Spreadsheets are complex, inconsistent, prone to errors and out-of-date - not to mention time-consuming. With no visibility over processes, they are unable to show where there is capacity. Having a single source of data to base decisions on, means no time lag and the assurance of a standardised dataset, leading to one single version of the truth.
This is key to ramping up vaccine production quickly. After all, without a firm basis of evidence, how can managers make informed decisions that ultimately drive performance? This will save all important time and reduce the likelihood of planning mistakes and delays - set-backs we can ill-afford.
As there are so many unknowns, setting the facility up to enable a 360-degree view will enable planners to act quickly and communicate any changes to drive productivity. This means implementing an APS which has powerful planning capabilities that help production managers coordinate each stage of manufacturing.

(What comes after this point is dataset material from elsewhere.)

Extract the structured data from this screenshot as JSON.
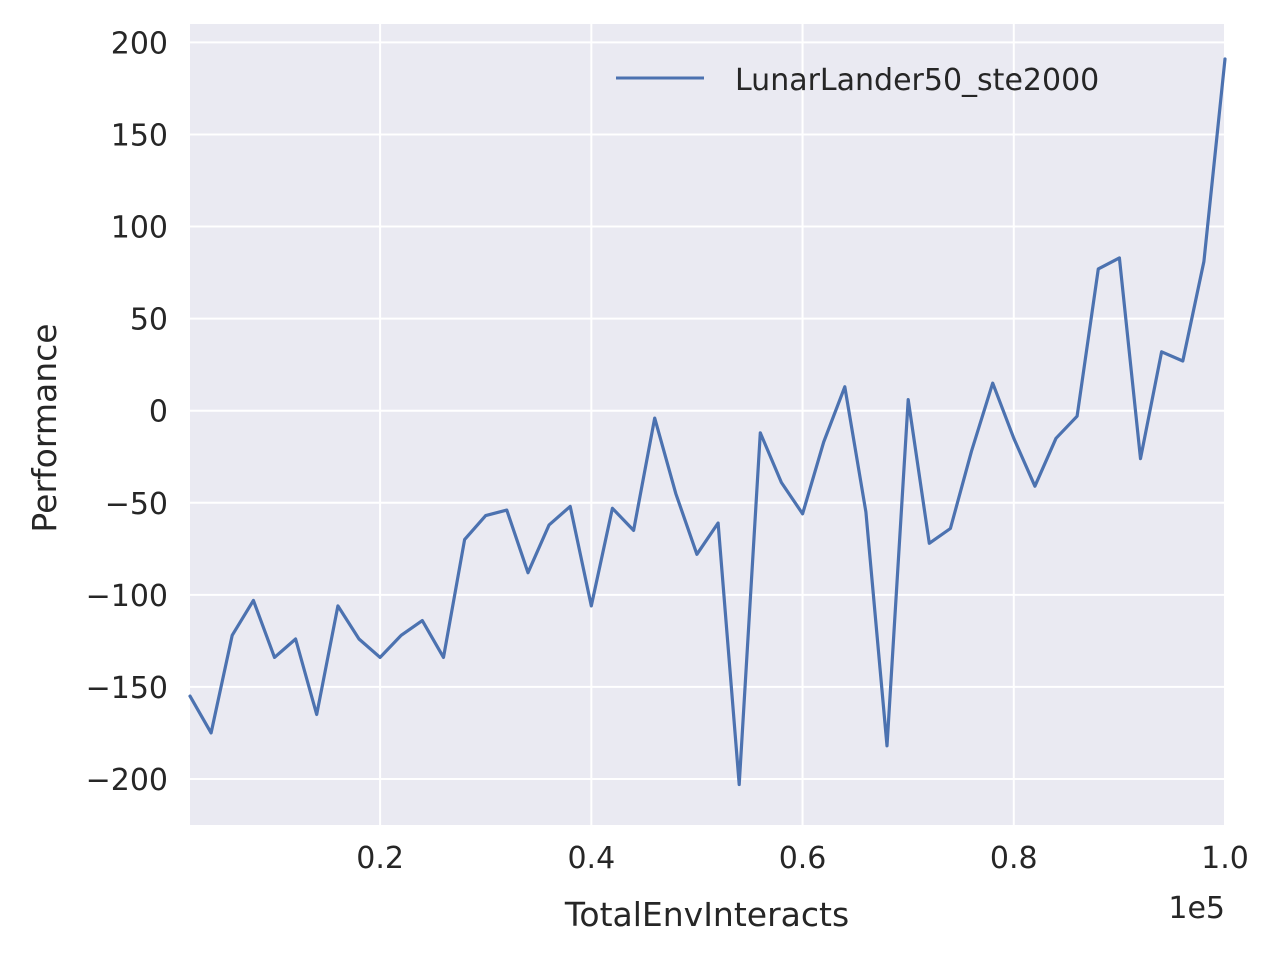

Crucially, this can be fundamental for scaling up operations in a new facility such as the one planned in Essex. ‘What-if?’ scenario planning means we’ll be able to model different options and understand the impact of different variables in the production process, including the resources needed and whether bottlenecks are likely to occur.
As we understand more about the production process, planners will be able to use this approach to plot the best path to manufacture the greatest amount of vaccine in the shortest space of time.
Alongside planning, there will also need to be a scheduling function which facilitates production constraints (materials, workforce and so on) to create and optimise a schedule. This will enable the team to intelligently manage workloads, taking the availability of different resources into account and helping to facilitate different production routes where necessary.
In addition to the investment in new manufacturing infrastructure, the Government has also made an additional £4.7m available for new training facilities, and an online learning platform, to boost vaccines as well as cell and gene therapy skills.
It’s important to note that having advanced systems in place will not replace the experience of the planning team. However, it will do the heavy lifting for planners and supervisors, allowing them to focus on ensuring the facility reaches its maximum potential as soon as possible, using their knowledge and expertise.
Let’s make sure we guarantee that those at the helm, when this facility is complete, will be spending less time accessing spreadsheets and more on completing the task at hand. Only when there is a single version of the truth will they identify how to truly maximise resources and yield, while eliminating the human errors that invariably come as a result of manual processes.
There will be more than enough to think about for them given the momentous task of planning the manufacture of enough vaccines for the entire country now and in the future.